Hence, I am strongly opposed to changing txs behaviour.
@sunderme The alternative cursor behavior moves to the end of the current selection, not necessarily a single word.
If one wants to move the cursor 1 to the right of the left end of the selection you would do Left then Right.
sounds not really intuitive ...
Here's what I see as a problem with texstudios' cursor behavior. Let's say you have a line of text: "my name is Alex" and you select starting from "name" to "Alex" by first placing the cursor before the "n" in "name" and then pressing shift-end
. As far as I can tell, there is no way in texstudio to then get the cursor to go back to right before the "n" in "name". Pressing left
will take you to the right side of the selection and pressing right
will take you one space to the right of the right side of the selection. I would like a way to get the cursor to go back to the left side of the selection i.e. to right before the "n" in "name". In most applications, you could accomplish this simply by pressing left
but not in texstudio. Thank you very much.
But you are selecting text BY moving the cursor (as indicated, apart from anything else, by the flashing cursor!). You move the cursor through the text while doing something else to act as a selection trigger (whether that is holding down the mouse button or the shift key). So it is logical (to me) for usual cursor navigation to be respected instead of respected in some respects and not respected in others almost at random (and to be respected totally differently while the trigger is "on" and the selection point is moving).
I guess it is what one is used to -- but I grew up coding in notepad (the gold standard?). Notepad, despite some curious assertions to the contrary here, does not do odd cursor jumps when undoing a selection via right or left cursor (on Windows 10 here, or on Win 7, XP, or any other version I have used). The editor I am using here on Github/Chrome demonstrates an odd bodge of ideas -- if one presses left to undo a selection the cursor moves to the start of the selection - but if one presses up to undo the selection it moves up one line. Go figure...

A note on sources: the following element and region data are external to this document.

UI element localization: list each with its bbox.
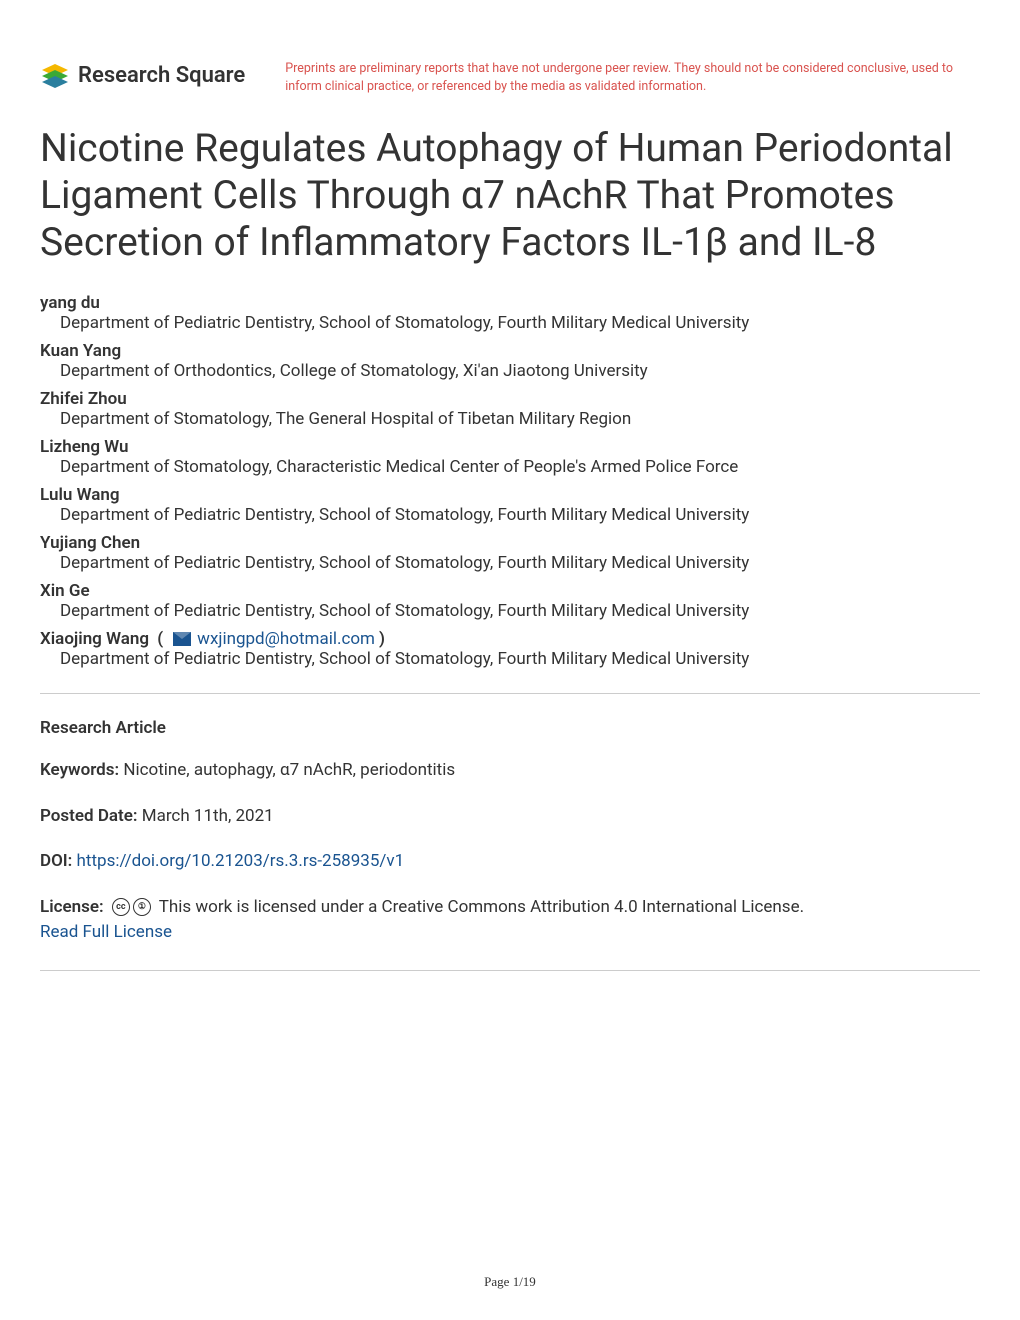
author-name: Xiaojing Wang: [40, 629, 149, 649]
disclaimer-text: Preprints are preliminary reports that h…: [285, 60, 980, 95]
header-row: Research Square Preprints are preliminar…: [40, 60, 980, 95]
author-affiliation: Department of Pediatric Dentistry, Schoo…: [40, 313, 980, 333]
by-icon: ①: [133, 898, 151, 916]
email-icon: [173, 632, 191, 646]
license-icons: cc ①: [112, 898, 151, 916]
author-affiliation: Department of Orthodontics, College of S…: [40, 361, 980, 381]
author-name: Kuan Yang: [40, 341, 980, 361]
author-name: yang du: [40, 293, 980, 313]
posted-date-row: Posted Date: March 11th, 2021: [40, 804, 980, 830]
license-text: This work is licensed under a Creative C…: [159, 897, 804, 917]
author-affiliation: Department of Stomatology, The General H…: [40, 409, 980, 429]
author-entry: Kuan Yang Department of Orthodontics, Co…: [40, 341, 980, 381]
close-paren: ): [379, 629, 385, 649]
author-affiliation: Department of Pediatric Dentistry, Schoo…: [40, 505, 980, 525]
license-row: License: cc ① This work is licensed unde…: [40, 895, 980, 946]
author-entry: Yujiang Chen Department of Pediatric Den…: [40, 533, 980, 573]
keywords-row: Keywords: Nicotine, autophagy, α7 nAchR,…: [40, 758, 980, 784]
keywords-value: Nicotine, autophagy, α7 nAchR, periodont…: [123, 760, 455, 780]
authors-list: yang du Department of Pediatric Dentistr…: [40, 293, 980, 669]
paper-title: Nicotine Regulates Autophagy of Human Pe…: [40, 125, 980, 265]
corresponding-row: Xiaojing Wang ( wxjingpd@hotmail.com ): [40, 629, 980, 649]
author-affiliation: Department of Stomatology, Characteristi…: [40, 457, 980, 477]
read-full-license-link[interactable]: Read Full License: [40, 922, 172, 942]
doi-label: DOI:: [40, 851, 72, 871]
cc-icon: cc: [112, 898, 130, 916]
author-affiliation: Department of Pediatric Dentistry, Schoo…: [40, 553, 980, 573]
doi-link[interactable]: https://doi.org/10.21203/rs.3.rs-258935/…: [77, 851, 405, 871]
author-affiliation: Department of Pediatric Dentistry, Schoo…: [40, 649, 980, 669]
author-affiliation: Department of Pediatric Dentistry, Schoo…: [40, 601, 980, 621]
author-entry: yang du Department of Pediatric Dentistr…: [40, 293, 980, 333]
author-entry: Xin Ge Department of Pediatric Dentistry…: [40, 581, 980, 621]
email-link[interactable]: wxjingpd@hotmail.com: [197, 629, 375, 649]
doi-row: DOI: https://doi.org/10.21203/rs.3.rs-25…: [40, 849, 980, 875]
keywords-label: Keywords:: [40, 760, 119, 780]
page-footer: Page 1/19: [0, 1274, 1020, 1290]
meta-section: Research Article Keywords: Nicotine, aut…: [40, 718, 980, 946]
license-label: License:: [40, 897, 104, 917]
corresponding-author-entry: Xiaojing Wang ( wxjingpd@hotmail.com ) D…: [40, 629, 980, 669]
logo-icon: [40, 60, 70, 90]
author-name: Xin Ge: [40, 581, 980, 601]
article-type: Research Article: [40, 718, 980, 738]
logo: Research Square: [40, 60, 245, 90]
author-entry: Lizheng Wu Department of Stomatology, Ch…: [40, 437, 980, 477]
divider: [40, 970, 980, 971]
posted-date-label: Posted Date:: [40, 806, 138, 826]
author-entry: Lulu Wang Department of Pediatric Dentis…: [40, 485, 980, 525]
author-name: Zhifei Zhou: [40, 389, 980, 409]
open-paren: (: [153, 629, 163, 649]
author-name: Yujiang Chen: [40, 533, 980, 553]
posted-date-value: March 11th, 2021: [142, 806, 274, 826]
divider: [40, 693, 980, 694]
author-name: Lizheng Wu: [40, 437, 980, 457]
author-name: Lulu Wang: [40, 485, 980, 505]
author-entry: Zhifei Zhou Department of Stomatology, T…: [40, 389, 980, 429]
logo-text: Research Square: [78, 63, 245, 88]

FYI, I am currently sitting on three different Windows 10 computers and the behavior of Notepad is different between them. Only my Dell Laptop has the "alternative"/"popular"/"hip" behavior.
That's interesting....
Some are for the change of the behaviour, some are against it. It is clear that is should be made an object of settings, so that one may choose. But it is a good idea to enable a behaviour, which is found in some other IDE.

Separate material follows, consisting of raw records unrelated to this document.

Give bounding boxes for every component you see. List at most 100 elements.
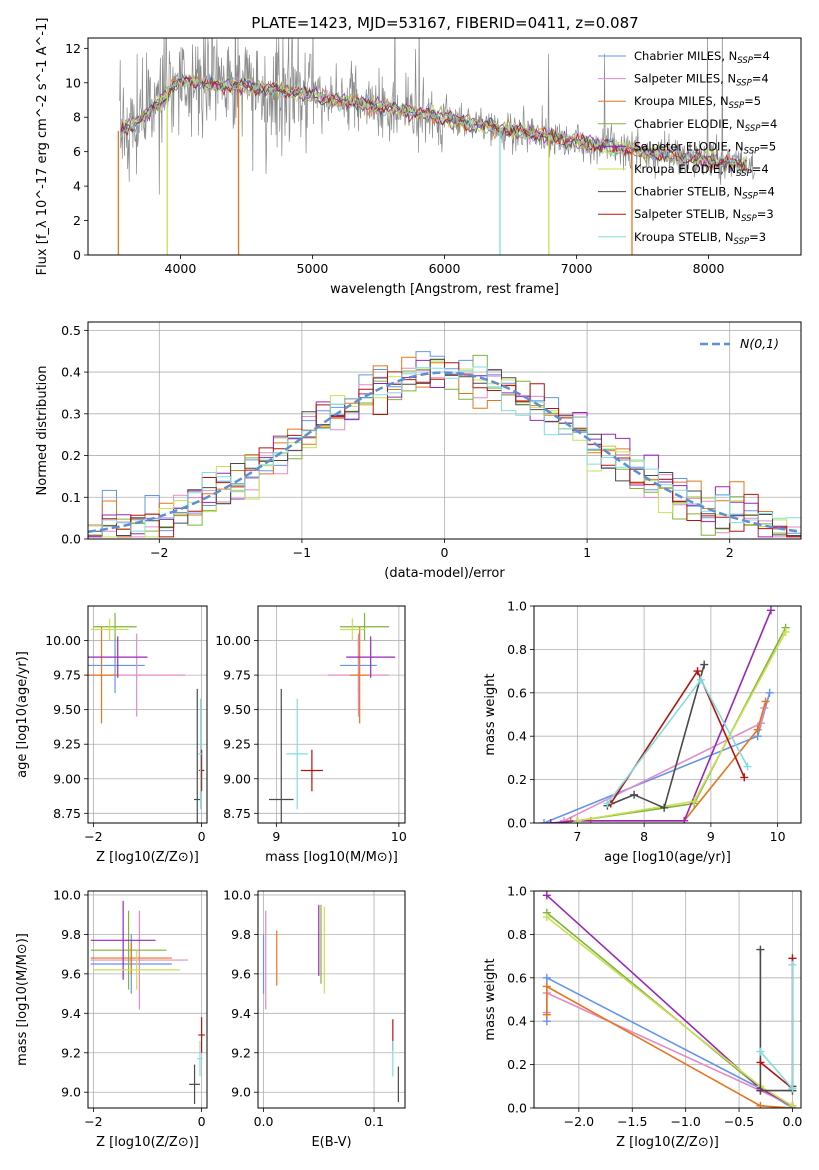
legend-entry: Chabrier STELIB, NSSP=4 (634, 185, 775, 202)
legend-entry: Salpeter MILES, NSSP=4 (634, 72, 769, 89)
weight-marker (781, 628, 790, 637)
weight-line (546, 991, 793, 1107)
axes-frame (87, 321, 802, 540)
x-tick-label: 2 (726, 545, 734, 560)
errorbar-plot-area (90, 900, 205, 1105)
axes-frame (87, 37, 802, 256)
weight-marker (540, 819, 549, 823)
y-tick-label: 9.75 (223, 668, 251, 683)
weight-marker (660, 803, 669, 812)
x-axis-label: Z [log10(Z/Z⊙)] (96, 850, 199, 865)
y-tick-label: 9.4 (61, 1006, 81, 1021)
weight-line (546, 916, 793, 1107)
errorbar-plot-area (262, 904, 399, 1103)
y-tick-label: 9.8 (231, 927, 251, 942)
weight-marker (546, 819, 555, 823)
y-tick-label: 8.75 (223, 806, 251, 821)
weight-marker (573, 816, 582, 823)
errorbar-plot-area (269, 612, 396, 823)
y-tick-label: 0.2 (507, 1057, 527, 1072)
weight-marker (700, 660, 709, 669)
y-axis-label: mass [log10(M/M⊙)] (15, 933, 30, 1066)
x-tick-label: 0 (441, 545, 449, 560)
y-tick-label: 9.50 (53, 702, 81, 717)
axes-frame (533, 890, 802, 1109)
weight-line (546, 985, 793, 1108)
y-tick-label: 0 (73, 248, 81, 263)
legend-entry: Salpeter ELODIE, NSSP=5 (634, 139, 776, 156)
y-tick-label: 9.2 (231, 1045, 251, 1060)
weight-line (577, 627, 787, 822)
axes-frame (257, 890, 406, 1109)
x-tick-label: −0.5 (724, 1114, 754, 1129)
weight-marker (753, 725, 762, 734)
axes-weight_vs_age: 7 8 9 10 0.0 0.2 0.4 0.6 0.8 1.0 age [log10(age/yr… (483, 599, 802, 865)
spectrum-legend: Chabrier MILES, NSSP=4 Salpeter MILES, NS… (598, 49, 777, 247)
y-tick-label: 1.0 (507, 599, 527, 614)
spectrum-plot-area (117, 38, 755, 255)
x-axis-label: wavelength [Angstrom, rest frame] (330, 282, 559, 297)
model-spectrum-line (120, 76, 748, 177)
weight-marker (542, 982, 551, 991)
weight-marker (603, 799, 612, 808)
x-tick-label: −2 (84, 829, 102, 844)
y-tick-label: 0.2 (507, 772, 527, 787)
weight-marker (761, 697, 770, 706)
y-tick-label: 0.2 (61, 448, 81, 463)
y-tick-label: 1.0 (507, 884, 527, 899)
y-tick-label: 9.25 (53, 737, 81, 752)
x-axis-label: age [log10(age/yr)] (604, 850, 731, 865)
weight-marker (560, 816, 569, 823)
y-axis-label: mass weight (483, 958, 498, 1040)
weight-marker (690, 797, 699, 806)
axes-frame (257, 605, 406, 824)
y-axis-label: mass weight (483, 673, 498, 755)
y-tick-label: 0.4 (507, 729, 527, 744)
x-tick-label: −2.0 (564, 1114, 594, 1129)
y-tick-label: 0.5 (61, 323, 81, 338)
weight-marker (788, 1101, 797, 1108)
y-tick-label: 2 (73, 213, 81, 228)
weight-plot-area (540, 606, 790, 823)
weight-marker (630, 790, 639, 799)
weight-marker (743, 762, 752, 771)
y-tick-label: 9.2 (61, 1045, 81, 1060)
weight-marker (542, 973, 551, 982)
x-tick-label: −1 (293, 545, 311, 560)
y-tick-label: 0.0 (61, 532, 81, 547)
y-axis-label: Normed distribution (35, 366, 50, 496)
axes-frame (87, 605, 208, 824)
y-tick-label: 0.4 (507, 1014, 527, 1029)
weight-marker (765, 688, 774, 697)
weight-marker (788, 960, 797, 969)
weight-marker (680, 816, 689, 823)
y-tick-label: 0.6 (507, 685, 527, 700)
y-tick-label: 9.6 (231, 966, 251, 981)
weight-marker (542, 891, 551, 900)
x-tick-label: 5000 (297, 261, 329, 276)
x-tick-label: 10 (770, 829, 786, 844)
y-tick-label: 9.75 (53, 668, 81, 683)
x-tick-label: −1.0 (670, 1114, 700, 1129)
axes-residuals: −2 −1 0 1 2 0.0 0.1 0.2 0.3 0.4 0.5 (data-model)/er… (35, 321, 802, 581)
x-tick-label: 1 (583, 545, 591, 560)
y-tick-label: 9.0 (231, 1085, 251, 1100)
normal-reference-curve (88, 371, 801, 533)
weight-marker (756, 945, 765, 954)
observed-spectrum-line (119, 38, 755, 195)
y-tick-label: 4 (73, 179, 81, 194)
y-tick-label: 10 (65, 75, 81, 90)
weight-marker (542, 913, 551, 922)
y-tick-label: 10.0 (53, 887, 81, 902)
axes-mass_vs_Z: −2 0 9.0 9.2 9.4 9.6 9.8 10.0 Z [log10(Z/Z⊙)] mas… (15, 887, 208, 1150)
weight-marker (542, 1010, 551, 1019)
legend-entry: Chabrier MILES, NSSP=4 (634, 49, 770, 66)
y-tick-label: 10.00 (45, 633, 81, 648)
x-axis-label: Z [log10(Z/Z⊙)] (96, 1135, 199, 1150)
x-tick-label: 4000 (165, 261, 197, 276)
y-tick-label: 12 (65, 41, 81, 56)
y-axis-label: age [log10(age/yr)] (15, 651, 30, 778)
x-tick-label: 0 (198, 1114, 206, 1129)
x-tick-label: −2 (150, 545, 168, 560)
residual-plot-area (88, 351, 801, 538)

Just wanted to mention that there are other ways to select a portion of text than "by moving the cursor", for example by double-clicking, triple-clicking, using a keyboard shortcut like Ctrl+A
or with the search function. (There are probably possibilities I'm forgetting.) TeXstudio chooses to put the cursor at the end of the selection in each of these cases (which is fairly standard, as far as I can tell).

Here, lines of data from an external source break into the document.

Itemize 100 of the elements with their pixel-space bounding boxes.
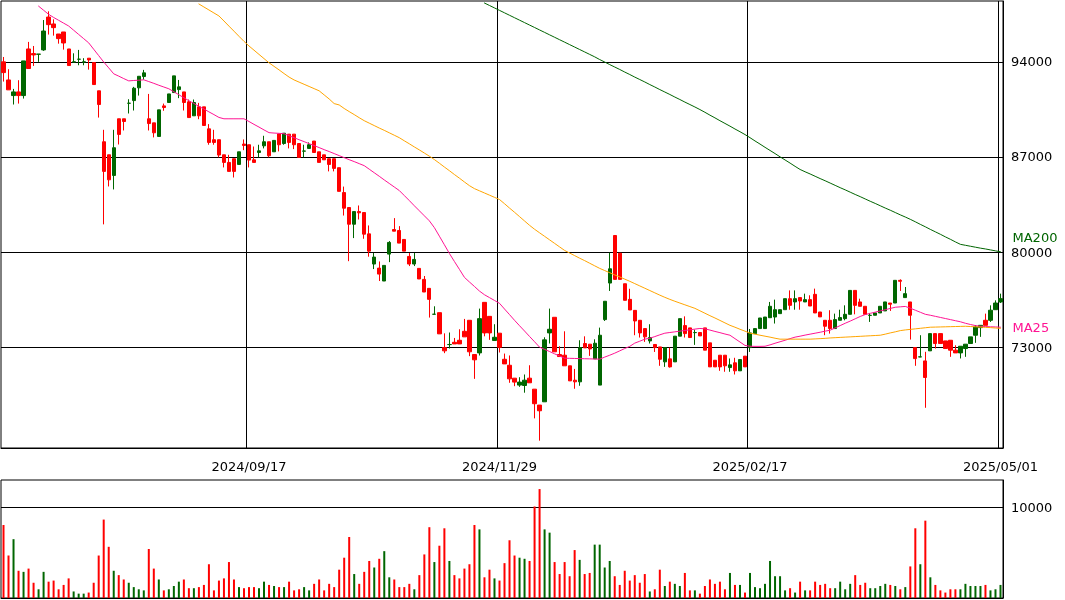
bar bbox=[363, 571, 366, 598]
bar bbox=[448, 560, 451, 598]
bar bbox=[122, 579, 125, 598]
bar bbox=[834, 588, 837, 598]
bar bbox=[283, 587, 286, 598]
bar bbox=[57, 589, 60, 598]
bar bbox=[137, 589, 140, 598]
bar bbox=[899, 589, 902, 598]
bar bbox=[117, 575, 120, 598]
bar bbox=[924, 520, 927, 598]
bar bbox=[979, 586, 982, 598]
bar bbox=[959, 589, 962, 598]
bar bbox=[217, 580, 220, 598]
bar bbox=[303, 587, 306, 598]
x-tick-label: 2025/02/17 bbox=[712, 459, 788, 474]
bar bbox=[328, 583, 331, 598]
candlestick bbox=[603, 300, 607, 322]
candlestick bbox=[793, 289, 797, 311]
bar bbox=[92, 582, 95, 598]
bar bbox=[839, 581, 842, 598]
bar bbox=[583, 574, 586, 598]
bar bbox=[914, 528, 917, 598]
candlestick bbox=[928, 333, 932, 352]
bar bbox=[743, 592, 746, 598]
bar bbox=[683, 572, 686, 598]
bar bbox=[473, 525, 476, 598]
bar bbox=[32, 582, 35, 598]
bar bbox=[884, 583, 887, 598]
candlestick bbox=[437, 312, 442, 335]
bar bbox=[483, 577, 486, 598]
bar bbox=[378, 558, 381, 598]
bar bbox=[658, 569, 661, 598]
bar bbox=[794, 592, 797, 598]
candlestick bbox=[668, 347, 672, 369]
bar bbox=[157, 579, 160, 598]
bar bbox=[373, 567, 376, 598]
bar bbox=[613, 576, 616, 598]
bar bbox=[759, 588, 762, 598]
candlestick bbox=[412, 252, 416, 267]
bar bbox=[954, 589, 957, 598]
bar bbox=[288, 581, 291, 598]
bar bbox=[548, 532, 551, 598]
bar bbox=[227, 562, 230, 598]
bar bbox=[438, 545, 441, 598]
bar bbox=[543, 529, 546, 598]
bar bbox=[358, 583, 361, 598]
bar bbox=[403, 587, 406, 598]
bar bbox=[323, 590, 326, 598]
bar bbox=[889, 584, 892, 598]
bar bbox=[503, 563, 506, 598]
bar bbox=[668, 581, 671, 598]
bar bbox=[388, 577, 391, 598]
bar bbox=[523, 558, 526, 598]
candlestick bbox=[6, 68, 11, 91]
candlestick bbox=[738, 359, 742, 372]
bar bbox=[864, 582, 867, 598]
bar bbox=[573, 550, 576, 598]
candlestick bbox=[893, 279, 897, 304]
bar bbox=[318, 579, 321, 598]
bar bbox=[593, 544, 596, 598]
bar bbox=[919, 564, 922, 598]
bar bbox=[789, 588, 792, 598]
candlestick bbox=[162, 103, 166, 112]
bar bbox=[608, 560, 611, 598]
bar bbox=[222, 578, 225, 598]
bar bbox=[232, 579, 235, 598]
candlestick bbox=[377, 260, 381, 282]
bar bbox=[909, 566, 912, 598]
candlestick bbox=[803, 293, 807, 303]
bar bbox=[488, 569, 491, 598]
bar bbox=[633, 575, 636, 598]
candlestick bbox=[82, 57, 86, 66]
bar bbox=[278, 587, 281, 598]
bar bbox=[207, 564, 210, 598]
bar bbox=[754, 587, 757, 598]
candlestick bbox=[492, 323, 497, 342]
bar bbox=[869, 588, 872, 598]
candlestick bbox=[497, 332, 502, 353]
bar bbox=[558, 574, 561, 598]
bar bbox=[533, 506, 536, 598]
candlestick bbox=[77, 49, 81, 66]
y-tick-label: 10000 bbox=[1011, 499, 1053, 515]
bar bbox=[42, 571, 45, 598]
candlestick bbox=[743, 355, 747, 368]
bar bbox=[453, 575, 456, 598]
x-tick-label: 2024/11/29 bbox=[462, 459, 537, 474]
bar bbox=[162, 590, 165, 598]
bar bbox=[197, 587, 200, 598]
candlestick bbox=[272, 139, 276, 153]
bar bbox=[779, 576, 782, 598]
candlestick bbox=[67, 48, 71, 67]
candlestick bbox=[132, 86, 136, 112]
y-tick-label: 80000 bbox=[1011, 244, 1053, 260]
candlestick bbox=[352, 211, 356, 239]
bar bbox=[638, 582, 641, 598]
bar bbox=[383, 551, 386, 598]
bar bbox=[804, 590, 807, 598]
bar bbox=[999, 584, 1002, 598]
bar bbox=[72, 591, 75, 598]
bar bbox=[408, 583, 411, 598]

I agree that the current behavior has a consistent logic, but I also see the use of being able to select an arbitrary end of the current selection when deselecting. The requested behavior (left or right arrow key just moves the cursor to that edge of the selection and undoes the selection) provides this otherwise unavailable functionality, which is probably why so many popular editors provide it.
You may give Macro "Transpose Cursor and Anchor Positions" a try (s. menu "Macros/Edit Macros...", button "Browse", group "addedFeature"). It interchanges both positions without deselecting. By this you are even able to change the ends of the selection as you want. Shortcut Alt+Y by default. In addition I use a macro that deselects without moving the cursor. If you like I can upload this, too.
TexStudio's cursor behavior is nonstandard following a text selection and an arrow press in the opposite direction. Usually, when one highlights left then presses right arrow the cursor will move to the right end of the selection. In TexStudio, the cursor stays on the left of the selection.
Environment
Expected behavior
Say the cursor is at the "|", press Ctrl-Shift-Left -> Right
The cursor should end up at the "|".
Actual behavior
The cursor actually ends up at this "|".